If you’ve been following this year’s Orange Prize for Fiction, it probably won’t have escaped your attention that the shortlist was announced on Tuesday (following the earlier announcement of the longlist last month). I don’t necessarily have any plans to read all of the books on either list, but am picking out the ones that sound appealing or that I can get hold of easily. The Seas is one of the longlisted titles that didn’t make the shortlist. This book (which was Samantha Hunt’s first) was originally published in 2004, but became eligible for the Orange Prize after being published in the UK last year.

Ever since she was a little girl and her father told her she was a mermaid, the unnamed narrator of The Seas has felt different from everyone else in her town. Now, at the age of nineteen there are two main influences on her life: one is her love for Jude, an older man who has recently returned from fighting in Iraq. The other is the lonely, oppressive atmosphere of the town itself – a town so far north ‘the highway only goes south’ – and the sea that surrounds it.

There is a lot of this kind of sadness here. It slips in like the fog at night. The fog that creeps out of the ocean to survey the land that one day she thinks will eventually be hers.

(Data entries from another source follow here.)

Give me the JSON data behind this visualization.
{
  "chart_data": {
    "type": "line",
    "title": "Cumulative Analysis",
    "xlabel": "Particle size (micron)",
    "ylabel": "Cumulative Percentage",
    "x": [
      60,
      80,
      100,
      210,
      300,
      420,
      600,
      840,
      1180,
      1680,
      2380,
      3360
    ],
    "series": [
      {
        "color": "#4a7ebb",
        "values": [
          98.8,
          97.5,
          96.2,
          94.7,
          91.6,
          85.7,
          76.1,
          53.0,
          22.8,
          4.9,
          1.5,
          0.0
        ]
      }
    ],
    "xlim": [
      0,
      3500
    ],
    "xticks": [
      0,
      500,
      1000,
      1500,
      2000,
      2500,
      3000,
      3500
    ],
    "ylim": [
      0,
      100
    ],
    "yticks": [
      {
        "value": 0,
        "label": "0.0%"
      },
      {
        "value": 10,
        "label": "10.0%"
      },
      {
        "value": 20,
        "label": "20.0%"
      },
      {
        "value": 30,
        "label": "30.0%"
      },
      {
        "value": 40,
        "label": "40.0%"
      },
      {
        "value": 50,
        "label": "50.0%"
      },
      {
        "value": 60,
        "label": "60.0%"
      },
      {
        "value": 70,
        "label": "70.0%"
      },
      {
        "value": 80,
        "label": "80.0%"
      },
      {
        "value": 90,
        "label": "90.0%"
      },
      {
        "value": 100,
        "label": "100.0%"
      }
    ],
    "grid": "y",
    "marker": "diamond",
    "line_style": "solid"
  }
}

This is not the type of book I usually choose to read, but sometimes it’s good to take a risk and try something a bit different. And The Seas is certainly different! As well as being a strange and unusual novel, it’s also a surprisingly short one. In just 200 pages, Samantha Hunt manages to cover a number of topics such as the Iraq War, post traumatic stress disorder and mermaid mythology – as well as creating some interesting minor characters, including the narrator’s grandfather, a retired typesetter who is busy working on a new dictionary – yet I never felt that the author had tried to pack too much into too few pages, which proves that sometimes a book doesn’t have to be long in order to say everything it needs to say.

Although there didn’t seem to be much of a plot and I wasn’t sure where everything was leading, I enjoyed the first half of the book and was pulled into the narrative by the quality of the beautiful, dreamlike prose, filled with wonderful ocean imagery. It wasn’t enough to hold my attention right to the final page, though, and towards the end of the book I started to lose interest. Sadly there were too many things about this book that didn’t quite work for me, but overall I thought it was an impressive debut novel.

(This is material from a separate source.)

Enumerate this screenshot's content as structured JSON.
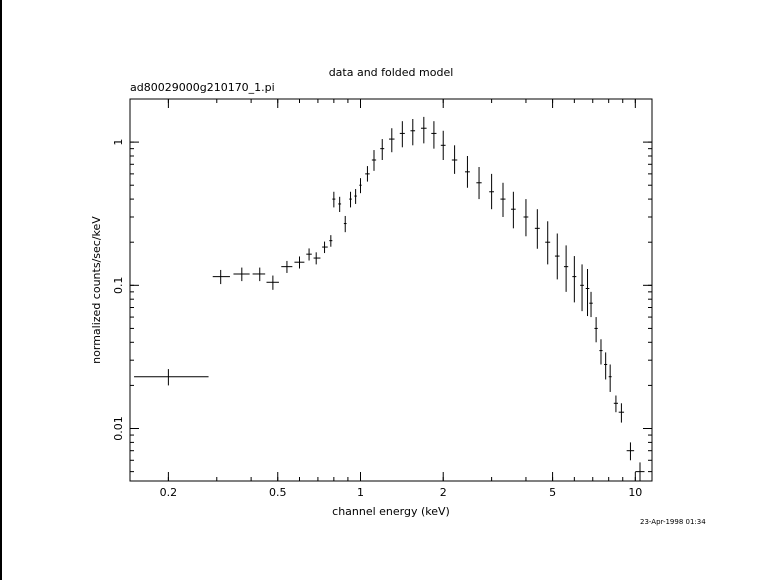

4 thoughts on “The Seas by Samantha Hunt

  1. Jean says:

    I am working my way through the orange long list at the moment (not a fast reader so no chance I could have read them all before the short list was announced) .This one doesn’t grab me at all I’m afraid but I will still probably give it a chance.

  2. FleurFisher says:

    Your reaction was very similar to mine. I loved the writing, but it seemed to lose something when the story had to be tied up at the end.

    • Helen says:

      Yes, the writing was beautiful. I usually prefer books with stronger plots but I could really appreciate the quality of the writing in this book.